1998 Voto de la Tarjeta de Evaluaciones
The timber industry has backed a series of bills aimed at increasing commercial logging under the rubric of protecting "forest health." The 104th Congress voted to suspend environmental safeguards for 18 months--under the "salvage logging rider"--to increase logging in virtually every national forest. Salvage logging proponents contend that America's national forests are threatened by mounting outbreaks of disease and insect infestation, and by the risk of catastrophic fires. They argue that only increased logging of trees can save these lands. Environmentalists counter that sound science does not support claims of a national "forest health" crisis and reject the blanket prescription of logging as the cure, pointing out that dead and dying trees are part of the natural process of succession and adaptation.
H.R. 2515, the Forest Recovery and Protection Act of 1998, sponsored by House Agriculture Committee Chairman Bob Smith (R-OR), would require the Forest Service to designate "recovery areas" within national forests and to conduct "recovery projects" in these areas. The bill contains numerous incentives to ensure that most "recovery projects" would be commercial timber sales. Furthermore, the bill provides no limit on the size, number, or duration of recovery areas and projects--entire national forests could be designated as "recovery areas."
Logging would be subsidized by a self-feeding trust fund, free of congressional oversight.
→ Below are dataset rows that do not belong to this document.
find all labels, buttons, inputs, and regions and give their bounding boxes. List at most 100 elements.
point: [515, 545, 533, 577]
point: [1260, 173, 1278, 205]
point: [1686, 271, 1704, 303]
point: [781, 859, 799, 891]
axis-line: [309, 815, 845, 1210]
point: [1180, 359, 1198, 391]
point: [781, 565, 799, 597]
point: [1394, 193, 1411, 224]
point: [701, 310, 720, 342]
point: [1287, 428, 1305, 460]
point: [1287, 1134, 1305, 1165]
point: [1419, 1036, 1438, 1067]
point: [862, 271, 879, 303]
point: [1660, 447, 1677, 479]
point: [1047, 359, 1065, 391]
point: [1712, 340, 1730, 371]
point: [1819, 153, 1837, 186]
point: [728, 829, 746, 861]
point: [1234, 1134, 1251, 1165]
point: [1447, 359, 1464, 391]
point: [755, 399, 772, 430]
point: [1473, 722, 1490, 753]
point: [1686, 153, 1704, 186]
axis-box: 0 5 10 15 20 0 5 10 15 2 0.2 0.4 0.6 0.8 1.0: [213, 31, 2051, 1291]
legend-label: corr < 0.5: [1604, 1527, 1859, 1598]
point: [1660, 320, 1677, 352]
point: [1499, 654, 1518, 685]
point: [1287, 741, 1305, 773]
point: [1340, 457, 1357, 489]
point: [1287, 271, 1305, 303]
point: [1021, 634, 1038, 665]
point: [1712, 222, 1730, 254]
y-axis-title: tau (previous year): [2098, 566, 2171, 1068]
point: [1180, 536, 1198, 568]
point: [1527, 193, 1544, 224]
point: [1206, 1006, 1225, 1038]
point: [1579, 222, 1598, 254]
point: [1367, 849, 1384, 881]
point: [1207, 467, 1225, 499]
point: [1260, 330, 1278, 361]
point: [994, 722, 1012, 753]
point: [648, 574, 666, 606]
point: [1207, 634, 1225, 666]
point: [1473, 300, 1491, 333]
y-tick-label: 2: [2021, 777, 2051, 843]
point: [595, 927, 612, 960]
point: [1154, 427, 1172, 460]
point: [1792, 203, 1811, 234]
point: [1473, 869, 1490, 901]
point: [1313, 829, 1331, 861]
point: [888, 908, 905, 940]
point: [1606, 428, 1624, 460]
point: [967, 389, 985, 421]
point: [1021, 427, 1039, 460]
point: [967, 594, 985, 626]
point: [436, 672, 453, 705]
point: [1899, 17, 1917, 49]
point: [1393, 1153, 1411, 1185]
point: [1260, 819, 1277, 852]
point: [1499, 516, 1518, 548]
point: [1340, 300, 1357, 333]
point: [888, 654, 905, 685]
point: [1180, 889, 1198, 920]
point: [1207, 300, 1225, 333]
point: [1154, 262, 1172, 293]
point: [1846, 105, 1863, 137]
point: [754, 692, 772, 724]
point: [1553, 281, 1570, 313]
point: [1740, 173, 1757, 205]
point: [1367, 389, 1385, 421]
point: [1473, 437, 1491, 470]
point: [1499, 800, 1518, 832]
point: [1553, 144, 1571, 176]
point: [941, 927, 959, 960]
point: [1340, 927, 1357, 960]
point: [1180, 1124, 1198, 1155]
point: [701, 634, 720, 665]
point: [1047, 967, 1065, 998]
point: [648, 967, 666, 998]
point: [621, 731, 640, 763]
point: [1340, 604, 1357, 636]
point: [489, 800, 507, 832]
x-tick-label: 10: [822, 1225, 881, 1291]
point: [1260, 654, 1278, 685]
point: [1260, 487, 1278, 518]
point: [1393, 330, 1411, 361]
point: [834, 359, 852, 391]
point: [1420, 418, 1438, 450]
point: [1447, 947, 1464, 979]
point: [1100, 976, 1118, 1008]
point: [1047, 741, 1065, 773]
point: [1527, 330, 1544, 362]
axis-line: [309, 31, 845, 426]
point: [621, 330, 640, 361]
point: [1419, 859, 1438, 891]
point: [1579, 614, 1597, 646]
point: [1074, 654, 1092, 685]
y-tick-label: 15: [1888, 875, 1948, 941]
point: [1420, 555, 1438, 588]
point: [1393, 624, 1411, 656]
The bill specifically authorizes money-losing timber sales under the "recovery projects." Moreover, by requiring consideration of local economic impacts to communities dependent on revenues from logging sales, it could place pressure on local forest managers to prescribe commercial logging, rather than more appropriate methods to treat legitimate forest health problems.
On March 27, 1998, the House defeated H.R. 2515, 181 - 201. NO is the pro-environment vote.